Kitap baştan sonra insanı alıp götürün, ruhunun, içinin sokaklarında gezdiren, her satırında ‘ben gerçekten kimim, benim neye ihtiyacım var’ sorularını sordurtan, ruha dokunan, bir ruhum varmış hissi uyandıran manidar bir muhabbetten oluşuyor. Kitabı elime aldım, son sayfasını okuyup bıraktığımdan bu yanaki o tesiri size aktaramıyorum ancak içimde çok güzel, çok derince bu tesiri hissedebiliyorum ve öncelikle bu iki güzel adama teşekkür ediyorum, Allah onlardan razı olsun...
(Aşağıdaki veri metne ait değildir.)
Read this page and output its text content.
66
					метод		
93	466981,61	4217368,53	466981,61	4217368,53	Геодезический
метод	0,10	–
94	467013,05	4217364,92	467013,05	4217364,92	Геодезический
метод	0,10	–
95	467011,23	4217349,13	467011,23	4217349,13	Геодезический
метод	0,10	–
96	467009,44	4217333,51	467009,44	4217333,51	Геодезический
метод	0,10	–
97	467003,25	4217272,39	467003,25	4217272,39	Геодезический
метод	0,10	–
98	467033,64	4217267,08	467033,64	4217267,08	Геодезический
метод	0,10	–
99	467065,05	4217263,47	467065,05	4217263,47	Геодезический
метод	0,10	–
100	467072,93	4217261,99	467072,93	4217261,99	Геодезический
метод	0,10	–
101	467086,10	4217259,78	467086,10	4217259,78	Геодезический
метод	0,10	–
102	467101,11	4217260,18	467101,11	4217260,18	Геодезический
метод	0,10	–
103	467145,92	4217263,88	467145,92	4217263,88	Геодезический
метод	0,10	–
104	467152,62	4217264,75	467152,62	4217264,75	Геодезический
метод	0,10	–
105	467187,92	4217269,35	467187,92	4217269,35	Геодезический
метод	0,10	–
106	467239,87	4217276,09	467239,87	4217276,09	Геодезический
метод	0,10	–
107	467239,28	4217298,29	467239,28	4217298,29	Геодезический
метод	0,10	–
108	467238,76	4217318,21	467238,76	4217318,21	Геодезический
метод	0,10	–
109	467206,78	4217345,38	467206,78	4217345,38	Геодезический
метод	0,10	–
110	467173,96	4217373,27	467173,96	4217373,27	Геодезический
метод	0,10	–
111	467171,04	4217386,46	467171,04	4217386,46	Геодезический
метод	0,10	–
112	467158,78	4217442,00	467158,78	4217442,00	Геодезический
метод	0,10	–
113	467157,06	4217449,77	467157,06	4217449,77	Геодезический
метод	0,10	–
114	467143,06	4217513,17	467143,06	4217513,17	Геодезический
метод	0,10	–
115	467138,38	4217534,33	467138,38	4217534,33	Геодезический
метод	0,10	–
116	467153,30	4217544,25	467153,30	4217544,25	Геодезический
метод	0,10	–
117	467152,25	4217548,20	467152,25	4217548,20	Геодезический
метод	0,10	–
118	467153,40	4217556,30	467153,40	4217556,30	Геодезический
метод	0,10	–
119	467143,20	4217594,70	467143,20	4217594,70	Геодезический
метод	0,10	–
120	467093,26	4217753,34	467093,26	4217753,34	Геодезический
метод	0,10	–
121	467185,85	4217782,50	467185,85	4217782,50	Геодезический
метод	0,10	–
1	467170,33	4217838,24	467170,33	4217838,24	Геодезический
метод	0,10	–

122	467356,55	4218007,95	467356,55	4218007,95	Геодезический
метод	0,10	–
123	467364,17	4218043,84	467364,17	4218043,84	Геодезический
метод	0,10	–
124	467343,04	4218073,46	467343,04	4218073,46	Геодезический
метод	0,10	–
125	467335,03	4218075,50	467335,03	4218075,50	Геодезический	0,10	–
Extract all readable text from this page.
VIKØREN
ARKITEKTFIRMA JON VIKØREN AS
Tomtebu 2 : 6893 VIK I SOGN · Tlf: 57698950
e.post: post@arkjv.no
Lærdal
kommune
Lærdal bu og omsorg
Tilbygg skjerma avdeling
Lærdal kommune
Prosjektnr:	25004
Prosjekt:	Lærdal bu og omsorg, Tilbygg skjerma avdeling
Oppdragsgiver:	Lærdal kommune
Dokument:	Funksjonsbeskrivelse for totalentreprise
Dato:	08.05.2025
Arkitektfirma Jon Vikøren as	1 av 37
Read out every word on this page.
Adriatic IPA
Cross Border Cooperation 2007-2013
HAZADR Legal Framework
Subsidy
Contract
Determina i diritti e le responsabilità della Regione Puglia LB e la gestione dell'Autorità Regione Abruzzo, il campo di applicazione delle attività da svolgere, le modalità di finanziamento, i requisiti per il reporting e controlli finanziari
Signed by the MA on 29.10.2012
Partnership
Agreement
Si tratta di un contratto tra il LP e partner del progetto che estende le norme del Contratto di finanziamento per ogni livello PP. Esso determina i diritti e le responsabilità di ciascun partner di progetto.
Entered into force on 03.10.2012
Kitapla beraber anlıyorsun ki; fıtrata aykırı yaşamak, benliğimize yaptığımız zulümdür. Ruhumuzu yavaş yavaş kanatarak, öldürmektir. Fıtratımızla tanışık olmadıkça bunu sürdürmektir, neye ihtiyacımız var farkında bile olmadan kendimizden ücra köşelerde hayat sürmektir... İnsan önce fıtratını tanımalı, sadece bedenden değil, bir ruhtan ibaret olduğunu kabul etmeli. Belki önce, en önce bununla başlamalı. İhtiyacımız var, fıtratımızla tanışık olmaya, ruhumuzun varlığını kabul ederek ruhumuzu doyurmaya, almaktan çok vermeye, tövbeye, duaya, Allah’a teslimiyete, O’nun istediği gibi bir yaşam sürmeye, Fabrika Ayarı’na dönmeye ihtiyacımız var...
Anlamlı bir hayatın peşindeysek, bu konuşmalara ihtiyacımız var... Anlam nerede onu bulmaya ihtiyacımız var.